Первой отозвалась Шадия:

— Возможно, столь опасное задание было бы лучше поручить солдатам. Ты, как король, можешь оказаться нужнее здесь.

— Народ Камня насчитывает теперь чуть больше десятка, и никому из них я не нужен, — ответил Кадуан. — Уверять, будто я нужен им здесь, стоящим без дела вроде… фигуры на игральной доске, — значит оскорбить их и меня.

Шадия выгнула бровь. Ишка три раза подряд моргнул — и ничем больше не выдал изумления.

Мне трудно было сдержать неуместный смешок.
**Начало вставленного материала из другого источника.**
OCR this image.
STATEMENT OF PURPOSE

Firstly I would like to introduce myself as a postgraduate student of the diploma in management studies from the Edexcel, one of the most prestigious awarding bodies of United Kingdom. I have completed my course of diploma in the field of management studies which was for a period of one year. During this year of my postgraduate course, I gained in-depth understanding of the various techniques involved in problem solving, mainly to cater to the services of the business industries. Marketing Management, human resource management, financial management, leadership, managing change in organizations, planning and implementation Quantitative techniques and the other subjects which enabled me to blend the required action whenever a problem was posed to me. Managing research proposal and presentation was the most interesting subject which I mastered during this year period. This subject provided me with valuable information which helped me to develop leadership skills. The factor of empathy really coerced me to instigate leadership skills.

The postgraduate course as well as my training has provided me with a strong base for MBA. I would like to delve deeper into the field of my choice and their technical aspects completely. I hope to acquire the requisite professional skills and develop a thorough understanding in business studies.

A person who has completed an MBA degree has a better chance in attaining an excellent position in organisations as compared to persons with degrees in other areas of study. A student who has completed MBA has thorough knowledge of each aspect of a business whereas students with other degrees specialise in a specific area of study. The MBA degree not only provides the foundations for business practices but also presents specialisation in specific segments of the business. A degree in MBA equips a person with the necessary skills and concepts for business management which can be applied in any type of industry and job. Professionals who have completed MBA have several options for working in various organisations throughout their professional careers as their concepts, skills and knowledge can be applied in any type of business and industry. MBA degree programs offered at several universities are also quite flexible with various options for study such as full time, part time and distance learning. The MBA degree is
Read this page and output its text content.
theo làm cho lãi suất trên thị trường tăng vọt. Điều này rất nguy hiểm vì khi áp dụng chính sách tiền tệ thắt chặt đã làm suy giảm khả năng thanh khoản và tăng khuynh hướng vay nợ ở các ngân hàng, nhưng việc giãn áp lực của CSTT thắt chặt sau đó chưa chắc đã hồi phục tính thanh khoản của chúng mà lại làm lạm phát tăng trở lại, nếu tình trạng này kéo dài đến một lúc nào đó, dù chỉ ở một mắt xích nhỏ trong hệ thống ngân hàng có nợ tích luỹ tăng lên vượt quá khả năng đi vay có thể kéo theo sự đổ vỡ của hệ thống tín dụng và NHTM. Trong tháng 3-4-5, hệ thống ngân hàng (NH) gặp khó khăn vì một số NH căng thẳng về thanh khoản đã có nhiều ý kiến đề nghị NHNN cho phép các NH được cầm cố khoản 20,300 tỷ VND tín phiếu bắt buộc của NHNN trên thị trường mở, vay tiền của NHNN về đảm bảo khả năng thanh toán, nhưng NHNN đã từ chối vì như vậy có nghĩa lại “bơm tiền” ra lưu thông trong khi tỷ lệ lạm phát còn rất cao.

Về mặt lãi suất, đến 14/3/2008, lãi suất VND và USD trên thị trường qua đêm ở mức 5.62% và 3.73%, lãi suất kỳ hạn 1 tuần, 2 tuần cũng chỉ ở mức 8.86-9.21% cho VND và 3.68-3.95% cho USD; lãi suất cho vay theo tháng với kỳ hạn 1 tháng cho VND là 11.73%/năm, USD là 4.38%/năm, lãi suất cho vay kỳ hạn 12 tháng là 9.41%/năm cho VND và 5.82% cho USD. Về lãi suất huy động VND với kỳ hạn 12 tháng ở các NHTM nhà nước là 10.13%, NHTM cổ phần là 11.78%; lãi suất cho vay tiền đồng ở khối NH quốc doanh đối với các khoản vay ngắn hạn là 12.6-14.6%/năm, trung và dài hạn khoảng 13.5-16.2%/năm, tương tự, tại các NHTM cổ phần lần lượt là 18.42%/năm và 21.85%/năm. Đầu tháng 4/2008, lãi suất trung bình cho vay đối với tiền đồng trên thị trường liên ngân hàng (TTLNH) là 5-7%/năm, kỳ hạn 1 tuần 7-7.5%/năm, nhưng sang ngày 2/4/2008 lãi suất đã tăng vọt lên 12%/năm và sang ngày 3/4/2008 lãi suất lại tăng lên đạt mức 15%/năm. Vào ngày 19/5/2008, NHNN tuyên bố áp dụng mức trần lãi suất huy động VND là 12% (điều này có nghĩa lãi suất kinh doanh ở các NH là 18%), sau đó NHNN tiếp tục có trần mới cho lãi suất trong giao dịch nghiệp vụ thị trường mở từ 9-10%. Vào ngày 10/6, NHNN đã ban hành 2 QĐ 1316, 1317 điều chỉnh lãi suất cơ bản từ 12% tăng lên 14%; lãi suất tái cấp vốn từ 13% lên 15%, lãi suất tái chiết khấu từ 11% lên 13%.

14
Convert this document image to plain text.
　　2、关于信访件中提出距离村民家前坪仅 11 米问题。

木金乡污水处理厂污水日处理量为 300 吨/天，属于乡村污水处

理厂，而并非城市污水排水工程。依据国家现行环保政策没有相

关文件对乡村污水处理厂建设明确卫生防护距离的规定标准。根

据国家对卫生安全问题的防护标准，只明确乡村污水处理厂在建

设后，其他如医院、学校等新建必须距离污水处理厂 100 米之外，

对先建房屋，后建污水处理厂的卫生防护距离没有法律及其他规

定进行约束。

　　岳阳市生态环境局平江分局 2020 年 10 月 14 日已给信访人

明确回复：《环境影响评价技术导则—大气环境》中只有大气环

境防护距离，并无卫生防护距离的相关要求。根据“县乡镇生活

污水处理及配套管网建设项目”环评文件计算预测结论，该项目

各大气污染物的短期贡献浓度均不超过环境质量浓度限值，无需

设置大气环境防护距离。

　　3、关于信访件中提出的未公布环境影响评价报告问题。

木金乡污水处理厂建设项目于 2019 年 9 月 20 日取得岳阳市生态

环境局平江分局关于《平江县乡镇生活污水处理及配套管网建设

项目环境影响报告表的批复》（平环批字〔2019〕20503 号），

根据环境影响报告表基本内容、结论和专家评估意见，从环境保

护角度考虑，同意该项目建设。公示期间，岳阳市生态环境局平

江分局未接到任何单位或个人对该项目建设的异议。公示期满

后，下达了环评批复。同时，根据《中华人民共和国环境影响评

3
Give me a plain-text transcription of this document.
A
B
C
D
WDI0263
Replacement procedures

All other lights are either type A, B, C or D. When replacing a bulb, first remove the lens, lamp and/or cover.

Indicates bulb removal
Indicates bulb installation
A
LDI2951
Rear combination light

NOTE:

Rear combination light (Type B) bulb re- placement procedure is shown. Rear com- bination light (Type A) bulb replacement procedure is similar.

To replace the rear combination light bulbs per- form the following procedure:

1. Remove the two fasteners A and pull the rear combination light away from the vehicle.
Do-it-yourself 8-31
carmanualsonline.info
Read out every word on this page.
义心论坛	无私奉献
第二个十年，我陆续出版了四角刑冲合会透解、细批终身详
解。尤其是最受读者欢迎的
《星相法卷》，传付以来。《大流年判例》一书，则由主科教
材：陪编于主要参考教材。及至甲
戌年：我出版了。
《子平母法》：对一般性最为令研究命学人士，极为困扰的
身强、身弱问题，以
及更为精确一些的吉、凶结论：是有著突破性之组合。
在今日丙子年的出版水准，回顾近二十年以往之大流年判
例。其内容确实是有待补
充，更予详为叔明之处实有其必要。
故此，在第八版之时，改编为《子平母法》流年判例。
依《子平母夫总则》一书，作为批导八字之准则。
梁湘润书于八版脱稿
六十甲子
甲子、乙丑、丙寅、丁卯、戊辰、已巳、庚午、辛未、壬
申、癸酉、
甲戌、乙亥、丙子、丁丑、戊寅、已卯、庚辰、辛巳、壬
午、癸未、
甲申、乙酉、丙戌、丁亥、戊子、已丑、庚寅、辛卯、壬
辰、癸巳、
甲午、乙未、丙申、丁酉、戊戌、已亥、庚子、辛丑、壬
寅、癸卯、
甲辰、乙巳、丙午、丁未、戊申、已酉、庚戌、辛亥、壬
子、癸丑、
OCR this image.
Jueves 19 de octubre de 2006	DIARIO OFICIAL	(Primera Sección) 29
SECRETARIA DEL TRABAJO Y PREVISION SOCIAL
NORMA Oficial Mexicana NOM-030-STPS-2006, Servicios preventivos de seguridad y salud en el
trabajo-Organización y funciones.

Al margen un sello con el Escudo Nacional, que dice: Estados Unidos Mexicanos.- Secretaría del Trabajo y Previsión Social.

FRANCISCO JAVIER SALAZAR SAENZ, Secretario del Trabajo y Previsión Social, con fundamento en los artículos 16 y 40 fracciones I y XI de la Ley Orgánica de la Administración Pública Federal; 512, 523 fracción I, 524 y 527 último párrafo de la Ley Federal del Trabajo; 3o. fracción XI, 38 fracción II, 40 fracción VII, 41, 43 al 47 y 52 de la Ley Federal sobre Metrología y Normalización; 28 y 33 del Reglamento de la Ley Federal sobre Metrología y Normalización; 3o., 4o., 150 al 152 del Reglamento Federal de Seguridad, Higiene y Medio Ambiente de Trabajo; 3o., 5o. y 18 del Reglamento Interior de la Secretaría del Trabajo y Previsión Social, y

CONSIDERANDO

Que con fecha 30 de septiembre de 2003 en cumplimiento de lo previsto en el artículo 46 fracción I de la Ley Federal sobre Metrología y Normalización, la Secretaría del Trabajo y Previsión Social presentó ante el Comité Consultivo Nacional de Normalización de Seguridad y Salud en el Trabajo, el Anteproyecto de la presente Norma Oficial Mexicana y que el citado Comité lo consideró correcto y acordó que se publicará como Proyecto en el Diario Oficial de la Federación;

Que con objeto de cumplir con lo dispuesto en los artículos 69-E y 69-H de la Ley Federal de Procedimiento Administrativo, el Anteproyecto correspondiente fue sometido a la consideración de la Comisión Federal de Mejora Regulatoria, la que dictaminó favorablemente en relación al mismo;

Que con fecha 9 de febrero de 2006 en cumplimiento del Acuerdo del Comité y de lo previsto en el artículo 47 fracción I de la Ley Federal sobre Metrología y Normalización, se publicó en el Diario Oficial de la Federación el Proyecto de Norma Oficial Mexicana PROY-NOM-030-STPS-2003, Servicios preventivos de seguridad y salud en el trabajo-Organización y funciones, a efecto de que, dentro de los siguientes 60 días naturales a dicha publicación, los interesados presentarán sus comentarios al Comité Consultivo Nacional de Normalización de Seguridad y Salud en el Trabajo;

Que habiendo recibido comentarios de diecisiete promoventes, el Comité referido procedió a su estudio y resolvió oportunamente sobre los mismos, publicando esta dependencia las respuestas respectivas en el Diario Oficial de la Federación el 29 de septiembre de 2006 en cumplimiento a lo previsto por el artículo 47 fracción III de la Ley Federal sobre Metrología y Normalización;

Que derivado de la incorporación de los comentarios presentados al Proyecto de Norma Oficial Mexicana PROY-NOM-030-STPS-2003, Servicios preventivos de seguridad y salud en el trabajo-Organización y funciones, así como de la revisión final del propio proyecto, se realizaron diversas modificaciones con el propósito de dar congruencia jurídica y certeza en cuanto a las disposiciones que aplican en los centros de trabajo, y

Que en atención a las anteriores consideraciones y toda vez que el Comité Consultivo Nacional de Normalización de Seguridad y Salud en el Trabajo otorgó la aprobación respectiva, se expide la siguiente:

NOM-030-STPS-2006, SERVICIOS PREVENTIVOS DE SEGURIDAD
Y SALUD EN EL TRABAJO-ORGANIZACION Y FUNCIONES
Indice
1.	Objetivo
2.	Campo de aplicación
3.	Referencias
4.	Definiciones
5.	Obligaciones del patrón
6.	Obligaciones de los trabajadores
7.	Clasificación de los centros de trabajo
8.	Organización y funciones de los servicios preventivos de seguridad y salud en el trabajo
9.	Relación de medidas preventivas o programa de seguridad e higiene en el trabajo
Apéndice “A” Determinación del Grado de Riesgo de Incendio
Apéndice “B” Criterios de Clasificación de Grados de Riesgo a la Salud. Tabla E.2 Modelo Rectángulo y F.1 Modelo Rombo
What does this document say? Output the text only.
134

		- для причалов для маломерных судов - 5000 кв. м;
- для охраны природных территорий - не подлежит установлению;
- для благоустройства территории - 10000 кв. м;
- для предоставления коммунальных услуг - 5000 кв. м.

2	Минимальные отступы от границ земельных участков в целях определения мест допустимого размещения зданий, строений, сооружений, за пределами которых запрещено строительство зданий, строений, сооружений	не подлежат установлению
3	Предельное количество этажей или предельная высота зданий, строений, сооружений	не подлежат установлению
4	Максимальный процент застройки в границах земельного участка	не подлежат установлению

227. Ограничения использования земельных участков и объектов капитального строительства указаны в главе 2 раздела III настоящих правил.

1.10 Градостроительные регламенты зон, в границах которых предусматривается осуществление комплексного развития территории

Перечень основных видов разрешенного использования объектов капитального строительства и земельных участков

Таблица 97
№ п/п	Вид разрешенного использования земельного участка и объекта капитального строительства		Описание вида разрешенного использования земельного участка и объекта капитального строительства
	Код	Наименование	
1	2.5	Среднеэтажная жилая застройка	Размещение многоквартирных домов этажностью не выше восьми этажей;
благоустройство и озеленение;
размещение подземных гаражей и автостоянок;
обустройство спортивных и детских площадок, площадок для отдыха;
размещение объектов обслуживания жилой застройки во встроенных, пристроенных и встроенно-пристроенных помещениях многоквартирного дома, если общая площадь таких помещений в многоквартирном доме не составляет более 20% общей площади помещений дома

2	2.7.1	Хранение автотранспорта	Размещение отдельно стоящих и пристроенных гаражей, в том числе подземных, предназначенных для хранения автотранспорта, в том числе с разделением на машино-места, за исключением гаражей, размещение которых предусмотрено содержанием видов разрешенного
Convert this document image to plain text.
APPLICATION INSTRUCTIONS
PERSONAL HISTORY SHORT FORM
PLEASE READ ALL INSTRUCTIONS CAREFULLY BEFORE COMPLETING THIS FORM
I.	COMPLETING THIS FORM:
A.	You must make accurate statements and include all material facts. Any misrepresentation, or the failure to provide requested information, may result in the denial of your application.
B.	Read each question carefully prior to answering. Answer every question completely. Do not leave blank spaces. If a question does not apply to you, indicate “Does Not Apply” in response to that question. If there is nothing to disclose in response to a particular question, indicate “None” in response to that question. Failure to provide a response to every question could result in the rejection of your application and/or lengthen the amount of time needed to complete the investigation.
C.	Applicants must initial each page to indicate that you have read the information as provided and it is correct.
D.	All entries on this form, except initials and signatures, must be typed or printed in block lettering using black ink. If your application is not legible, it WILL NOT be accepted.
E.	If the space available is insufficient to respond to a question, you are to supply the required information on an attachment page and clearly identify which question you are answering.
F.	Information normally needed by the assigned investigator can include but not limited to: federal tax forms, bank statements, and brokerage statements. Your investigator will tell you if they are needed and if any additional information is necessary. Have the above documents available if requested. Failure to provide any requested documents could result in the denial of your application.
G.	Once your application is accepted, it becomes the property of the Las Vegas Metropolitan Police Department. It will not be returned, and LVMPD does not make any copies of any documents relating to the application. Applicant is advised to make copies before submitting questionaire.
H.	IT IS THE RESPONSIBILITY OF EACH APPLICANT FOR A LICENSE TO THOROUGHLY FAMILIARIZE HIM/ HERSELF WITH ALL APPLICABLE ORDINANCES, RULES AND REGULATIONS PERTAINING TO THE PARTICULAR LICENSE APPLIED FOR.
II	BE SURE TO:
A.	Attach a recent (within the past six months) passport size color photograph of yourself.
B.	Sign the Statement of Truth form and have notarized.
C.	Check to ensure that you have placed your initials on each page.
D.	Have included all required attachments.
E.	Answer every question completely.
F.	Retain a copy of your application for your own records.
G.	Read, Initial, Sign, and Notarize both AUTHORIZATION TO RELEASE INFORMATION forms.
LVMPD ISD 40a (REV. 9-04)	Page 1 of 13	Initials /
Я не могла понять Кадуана. Я убить была бы готова за уважение, какое усердно выказывали ему все и каждый, а он раз за разом отбрасывал его прочь.

— Мне это представляется неразумным, — сказал мой отец.

— Не соглашусь. — Взгляд, которым Кадуан обвел сидящих, стал вдруг острее бритвы. — Позвольте напомнить. Я видел гибель своего Дома. Видел, как убивали моих родных. Я видел, как горит мой мир. И не готов забиться в здешние тоннели в ожидании, когда кто-то принесет мне решения. Я хочу знать причину и, найдя тех, кто этому виной, услышать ответ из их собственных уст.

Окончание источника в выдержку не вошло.